Seasonal differences in migration patterns of a soaring bird in relation to environmental conditions: a multi-scale approach
- First Online:
- Cite this article as:
- Mellone, U., De La Puente, J., López-López, P. et al. Behav Ecol Sociobiol (2015) 69: 75. doi:10.1007/s00265-014-1818-4
- 410 Downloads
Many studies suggest that migratory birds are expected to travel more quickly during spring, when they are en route to the breeding grounds, in order to ensure a high-quality territory.

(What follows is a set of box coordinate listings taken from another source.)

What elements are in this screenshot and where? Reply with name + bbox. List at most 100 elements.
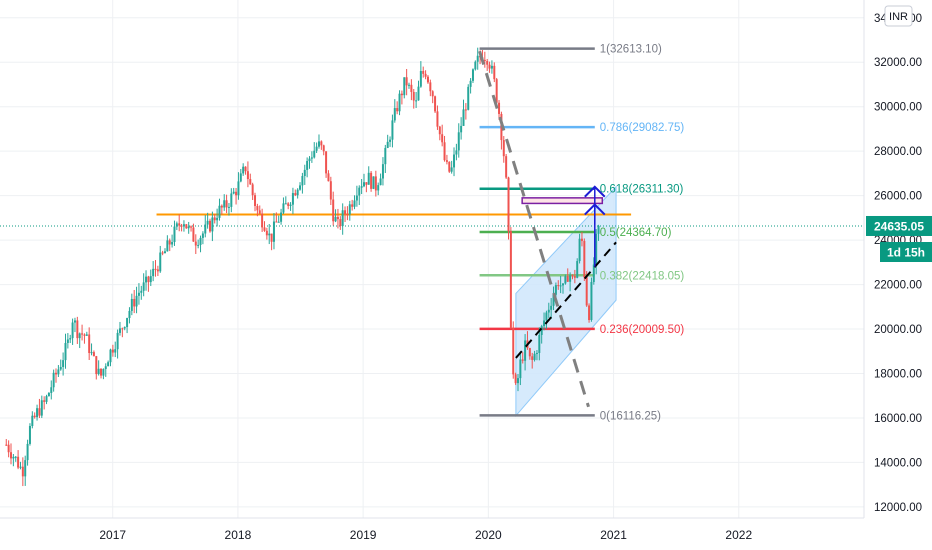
candle-body [396, 108, 399, 112]
candle-body [346, 214, 349, 216]
candle-body [270, 233, 273, 242]
y-tick-label: 12000.00 [874, 502, 922, 514]
candle-body [415, 100, 418, 102]
y-tick-label: 26000.00 [874, 191, 922, 203]
candle-body [308, 158, 311, 161]
candle-body [52, 372, 55, 388]
candle-body [365, 182, 368, 185]
y-tick-label: 16000.00 [874, 413, 922, 425]
currency-badge[interactable]: INR [884, 5, 913, 27]
candle-body [370, 172, 373, 189]
horizontal-levels[interactable] [0, 47, 864, 417]
candle-body [505, 156, 508, 178]
candle-body [45, 396, 48, 402]
candle-body [192, 227, 195, 242]
candle-body [344, 210, 347, 215]
candle-body [460, 125, 463, 133]
y-tick-label: 22000.00 [874, 280, 922, 292]
candle-body [381, 164, 384, 179]
candle-body [486, 61, 489, 65]
candle-body [393, 108, 396, 121]
candle-body [239, 173, 242, 182]
candle-body [256, 205, 259, 211]
candle-body [31, 415, 34, 426]
candle-body [471, 69, 474, 81]
candle-body [325, 151, 328, 174]
last-price-tag: 24635.05 [866, 215, 932, 236]
candle-body [40, 400, 43, 416]
time-axis[interactable]: 2017 2018 2019 2020 2021 2022 [99, 528, 752, 542]
candle-body [272, 221, 275, 242]
arrow-head[interactable] [584, 185, 606, 198]
candle-body [71, 322, 74, 339]
candle-body [524, 340, 527, 361]
candle-body [128, 310, 131, 319]
candle-body [576, 261, 579, 278]
candle-body [434, 96, 437, 112]
candle-body [249, 179, 252, 185]
gray-dashed-trendline[interactable] [478, 50, 590, 408]
y-tick-label: 28000.00 [874, 146, 922, 158]
candle-body [374, 176, 377, 191]
candle-body [595, 233, 598, 265]
candle-body [367, 172, 370, 185]
candle-body [564, 276, 567, 284]
candle-body [408, 84, 411, 86]
candle-body [204, 224, 207, 234]
candle-body [156, 269, 159, 272]
candle-body [197, 244, 200, 246]
candle-body [351, 204, 354, 207]
candle-body [81, 333, 84, 335]
candle-body [225, 200, 228, 208]
arrow-head[interactable] [584, 203, 606, 216]
target-zone-box[interactable] [521, 197, 604, 205]
candle-body [299, 185, 302, 190]
candle-body [118, 328, 121, 333]
candle-body [107, 362, 110, 367]
candle-body [261, 213, 264, 228]
candle-body [92, 352, 95, 357]
y-tick-label: 32000.00 [874, 57, 922, 69]
candle-body [33, 415, 36, 418]
candle-body [166, 240, 169, 252]
candle-body [114, 349, 117, 353]
candle-body [277, 221, 280, 223]
candle-body [258, 210, 261, 214]
candle-body [329, 181, 332, 200]
candle-body [348, 204, 351, 215]
candle-body [502, 140, 505, 157]
candle-body [431, 91, 434, 97]
candle-body [294, 193, 297, 196]
candle-body [168, 240, 171, 245]
candle-body [201, 233, 204, 238]
candle-body [559, 285, 562, 287]
candle-body [580, 238, 583, 241]
candle-body [483, 59, 486, 62]
candle-body [64, 342, 67, 361]
candle-body [443, 142, 446, 161]
candle-body [358, 187, 361, 196]
candle-body [412, 91, 415, 101]
candle-body [26, 443, 29, 461]
candle-body [154, 268, 157, 270]
black-dashed-midline[interactable] [515, 241, 617, 359]
candle-body [220, 205, 223, 208]
candle-body [543, 320, 546, 327]
chart-grid [0, 0, 864, 518]
candle-body [28, 425, 31, 444]
candle-body [47, 392, 50, 397]
candle-body [445, 160, 448, 162]
candle-body [9, 452, 12, 459]
candle-body [102, 368, 105, 376]
candle-body [130, 298, 133, 311]
candle-body [135, 295, 138, 307]
candle-body [254, 195, 257, 206]
candle-body [218, 205, 221, 218]
candle-body [403, 77, 406, 96]
candle-body [538, 335, 541, 353]
candle-body [507, 177, 510, 232]
drawing-overlays[interactable] [478, 50, 617, 408]
x-tick-label: 2021 [600, 528, 627, 542]
candle-body [516, 378, 519, 384]
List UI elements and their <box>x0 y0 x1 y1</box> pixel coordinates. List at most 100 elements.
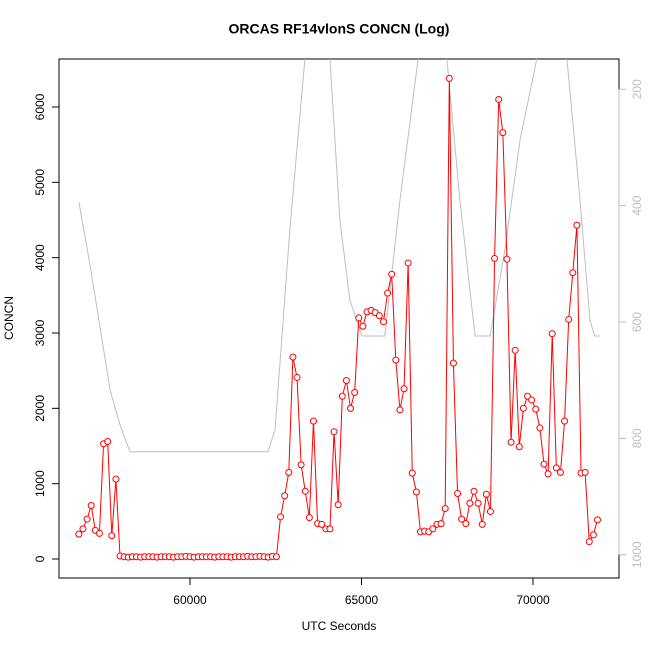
data-point <box>499 129 507 137</box>
data-point <box>305 514 313 522</box>
data-point <box>355 314 363 322</box>
y2-tick-label: 800 <box>630 428 644 448</box>
data-point <box>474 499 482 507</box>
data-point <box>548 330 556 338</box>
data-point <box>486 508 494 516</box>
data-point <box>293 373 301 381</box>
data-point <box>334 501 342 509</box>
data-point <box>104 437 112 445</box>
data-point <box>470 487 478 495</box>
data-point <box>482 490 490 498</box>
data-point <box>503 255 511 263</box>
data-point <box>544 470 552 478</box>
plot-area <box>75 59 601 561</box>
y-tick-label: 3000 <box>33 319 47 346</box>
data-point <box>351 389 359 397</box>
plot-frame <box>58 58 620 579</box>
data-point <box>462 520 470 528</box>
data-point <box>309 417 317 425</box>
data-point <box>569 269 577 277</box>
data-point <box>532 405 540 413</box>
data-point <box>285 468 293 476</box>
data-point <box>342 376 350 384</box>
data-point <box>491 254 499 262</box>
data-point <box>495 95 503 103</box>
data-point <box>330 428 338 436</box>
y2-tick-label: 200 <box>630 79 644 99</box>
data-point <box>573 221 581 229</box>
data-point <box>400 385 408 393</box>
data-point <box>384 289 392 297</box>
data-point <box>359 322 367 330</box>
data-point <box>466 499 474 507</box>
data-point <box>108 532 116 540</box>
data-point <box>519 404 527 412</box>
data-point <box>581 468 589 476</box>
y-tick-label: 6000 <box>33 93 47 120</box>
data-point <box>281 492 289 500</box>
data-point <box>445 74 453 82</box>
data-point <box>326 525 334 533</box>
data-point <box>454 489 462 497</box>
chart-title: ORCAS RF14vlonS CONCN (Log) <box>229 21 450 37</box>
data-point <box>441 505 449 513</box>
data-point <box>95 529 103 537</box>
y-tick-label: 0 <box>33 555 47 562</box>
data-point <box>87 502 95 510</box>
x-axis-label: UTC Seconds <box>302 619 377 633</box>
x-tick-label: 65000 <box>345 593 379 607</box>
data-point <box>396 406 404 414</box>
data-point <box>112 475 120 483</box>
data-point <box>338 392 346 400</box>
data-point <box>478 520 486 528</box>
data-point <box>318 520 326 528</box>
data-point <box>347 404 355 412</box>
data-point <box>565 315 573 323</box>
series-line <box>78 59 600 453</box>
data-point <box>388 270 396 278</box>
data-point <box>593 516 601 524</box>
data-point <box>412 488 420 496</box>
y-axis-label: CONCN <box>2 296 16 340</box>
data-point <box>507 438 515 446</box>
data-point <box>392 356 400 364</box>
data-point <box>79 525 87 533</box>
data-point <box>297 461 305 469</box>
data-point <box>515 443 523 451</box>
y-tick-label: 2000 <box>33 395 47 422</box>
y2-tick-label: 600 <box>630 312 644 332</box>
data-point <box>272 553 280 561</box>
data-point <box>375 312 383 320</box>
data-point <box>536 424 544 432</box>
data-point <box>83 515 91 523</box>
data-point <box>556 468 564 476</box>
data-point <box>289 353 297 361</box>
data-point <box>561 417 569 425</box>
y-tick-label: 5000 <box>33 169 47 196</box>
data-point <box>437 520 445 528</box>
data-point <box>301 487 309 495</box>
y-tick-label: 4000 <box>33 244 47 271</box>
data-point <box>449 359 457 367</box>
y-tick-label: 1000 <box>33 470 47 497</box>
series-line <box>78 78 598 558</box>
data-point <box>404 259 412 267</box>
data-point <box>458 515 466 523</box>
y2-tick-label: 400 <box>630 195 644 215</box>
y2-tick-label: 1000 <box>630 541 644 568</box>
data-point <box>429 525 437 533</box>
data-point <box>589 531 597 539</box>
data-point <box>277 513 285 521</box>
x-tick-label: 60000 <box>173 593 207 607</box>
data-point <box>408 469 416 477</box>
data-point <box>540 460 548 468</box>
data-point <box>552 464 560 472</box>
data-point <box>511 346 519 354</box>
data-point <box>585 538 593 546</box>
data-point <box>528 396 536 404</box>
data-point <box>379 318 387 326</box>
x-tick-label: 70000 <box>516 593 550 607</box>
data-point <box>75 530 83 538</box>
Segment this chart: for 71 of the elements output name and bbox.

Using data recorded by means of Global Positioning System satellite tags, we analysed at three temporal scales (hourly, daily and overall journey) seasonal differences in migratory performance of the booted eagle (Aquila pennata), a soaring raptor migrating between Europe and tropical Africa, taking into account environmental conditions such as wind, thermal uplift and day length. Unexpectedly, booted eagles showed higher travel rates (hourly speed, daily distance, overall migration speed and overall straightness) during autumn, even controlling for abiotic factors, probably thanks to higher hourly speeds, more straight routes and less non-travelling days during autumn. Tailwinds were the main environmental factor affecting daily distance. During spring, booted eagles migrated more quickly when flying over the Sahara desert. Our results raise new questions about which ecological and behavioural reasons promote such unexpected faster speeds in autumn and not during spring and how events occurring in very different regions can affect migratory performance, interacting with landscape characteristics, weather conditions and flight behaviour.